Gisela Haensel
No kids! Do you want mine? To me, this is a thoughtless comment made by parents who are (temporarily) overwhelmed by their chosen duty to raise children. It’s a message about themselves and has literally nothing to do with me or with any compassion for my situation. This is almost worse than being bombarded with tips on how to fix it, like for example Why don’t you adopt? At least, a tip is an attempt to help me.
Parents who seemingly offer me their kids, don’t really mean it. Or do they? I’ve actually never put them to the test and pretended to take them up on their offer. Maybe I should try it one day? But why would I do that? Just to put them on the spot and make them feel the ridiculousness of their offer? And how would that help anybody? They would probably get upset that I’d even consider understanding their comment in a literal way and get ready to literally taking their kids away when they were just in the mood to complain about the hard side of parenting. I bet that as soon as I’d pretend to understand their comment in a literal way, a rush of parental love would come over them and turn them into people who are very possessive of their own children and never want to share them with anybody. I’d probably be exactly like them if I was living a life like them. But I don’t and that is what they don't seem to get. They never seem to think about the void that the childlessness leaves in my life.

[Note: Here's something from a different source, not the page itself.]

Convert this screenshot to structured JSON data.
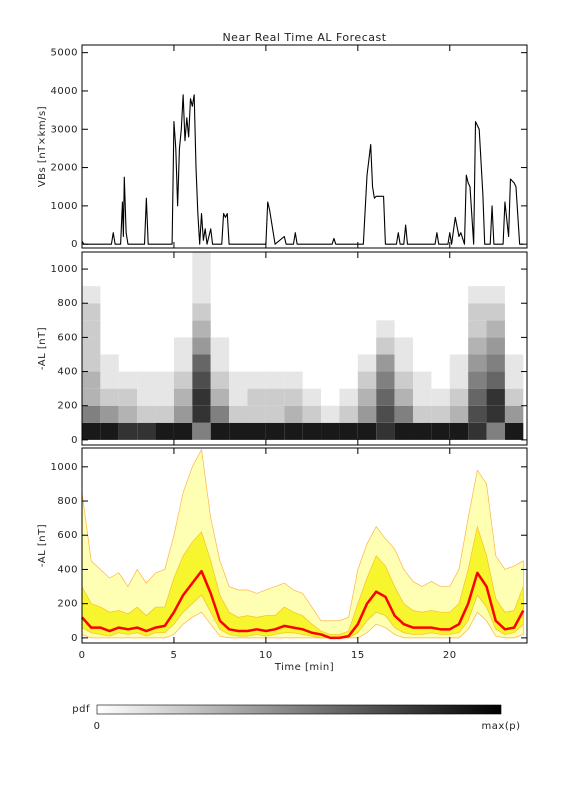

Early in my childless grief, I deliberately removed myself from the world of expecting mothers and parents and their children but when I had healed enough to come back into the world, I realized that being childless pretty much emptied out my life of all children because there is no connector to other people’s children either. No sleepovers, no school events, no birthday parties… This turns out to be very hard on somebody like me who loves being around children of all ages. As a matter of fact, sometimes I literally feel deprived of children in my life, deprived of my own and of all the children they would spend time with together. And then I wish I was living in a society where bringing up children was more of a community affaire and not just left to the parents. The concept of the nuclear family puts the burden almost entirely on them and removes it from everybody else. So when I hear comments like No kids! Do you want mine? I now sometimes wish parents meant what they say and - in a careful and considerate way - made it possible for me to spend quality time with their children, not to make up for my own, but to co-create experiences that I am missing out on and the world around me as well.